Personal information
- Nationality: Russian
- Born: December 16, 1982 (age 42) Russia

Sport
- Country: Russia
- Sport: Long-distance running

= Olga Glok =

Russian long-distance runner

Olga Glok (Ольга Глок; born 16 December 1982) is a Russian long-distance runner who competes in marathon races. She represented her country at the 2009 World Championships in Athletics. She has a marathon best of 2:27:18 hours and has won the Prague Marathon and Twin Cities Marathon.

==Biography==
She made her debut over the distance at the 2004 Moscow Marathon, coming third in the national championship race with a time of 2:37:01 hours. Later that year she came third at the Istanbul Marathon. In 2005, she won the Bremerhaven Marathon and managed eighth at the Frankfurt Marathon. Her highlight of 2006 was a win at the Dresden Marathon in 2:35:26 hours, with her other performances being eighth at the Vienna City Marathon and fifth at the Russian Championships race.

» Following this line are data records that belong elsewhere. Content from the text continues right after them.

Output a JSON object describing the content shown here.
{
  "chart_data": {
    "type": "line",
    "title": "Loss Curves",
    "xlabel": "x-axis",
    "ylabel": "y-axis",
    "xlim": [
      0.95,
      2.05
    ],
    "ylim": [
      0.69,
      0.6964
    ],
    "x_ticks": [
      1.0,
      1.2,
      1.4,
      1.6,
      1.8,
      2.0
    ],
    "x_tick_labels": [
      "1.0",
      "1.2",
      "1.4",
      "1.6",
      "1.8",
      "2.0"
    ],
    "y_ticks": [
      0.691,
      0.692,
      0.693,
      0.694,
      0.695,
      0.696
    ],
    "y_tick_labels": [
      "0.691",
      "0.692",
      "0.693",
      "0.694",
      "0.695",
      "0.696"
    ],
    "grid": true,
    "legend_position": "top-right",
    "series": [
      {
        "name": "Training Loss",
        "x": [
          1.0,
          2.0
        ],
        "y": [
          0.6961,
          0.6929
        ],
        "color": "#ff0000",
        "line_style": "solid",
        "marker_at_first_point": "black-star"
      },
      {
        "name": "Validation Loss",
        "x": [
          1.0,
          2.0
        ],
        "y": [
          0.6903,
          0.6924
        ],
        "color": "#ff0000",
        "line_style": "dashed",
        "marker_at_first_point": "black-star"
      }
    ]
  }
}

Her breakthrough came in 2007 when she ran a personal best of 1:09:58 hours for the half marathon at the IAAF World Road Running Championships. Her 17th-place finish helped the Russian women to fifth in the team rankings. A marathon personal best followed at the Istanbul Marathon, where her time of 2:31:12 hours took her to third place. She improved this further to 2:30:40 hours in a tenth-place finish at the 2008 Paris Marathon and went on to win the Twin Cities Marathon that October.

A winning time of 2:28:27 hours at the 2009 Prague Marathon earned her a place on the national team. In the race at the 2009 World Championships in Athletics she came 29th overall. She placed ninth at the high-profile 2010 Amsterdam Marathon and was runner-up to Rasa Drazdauskaite at the Athens Classic Marathon (setting a season's best of 2:33:51 hours). Her sole marathon outing of 2011 was a run at the Dublin Marathon and she missed the podium with a fourth-place finish.

Glok set a personal best at the 2012 Vienna City Marathon, edging Helalia Johannes to second place with a finishing time of 2:27:18 hours.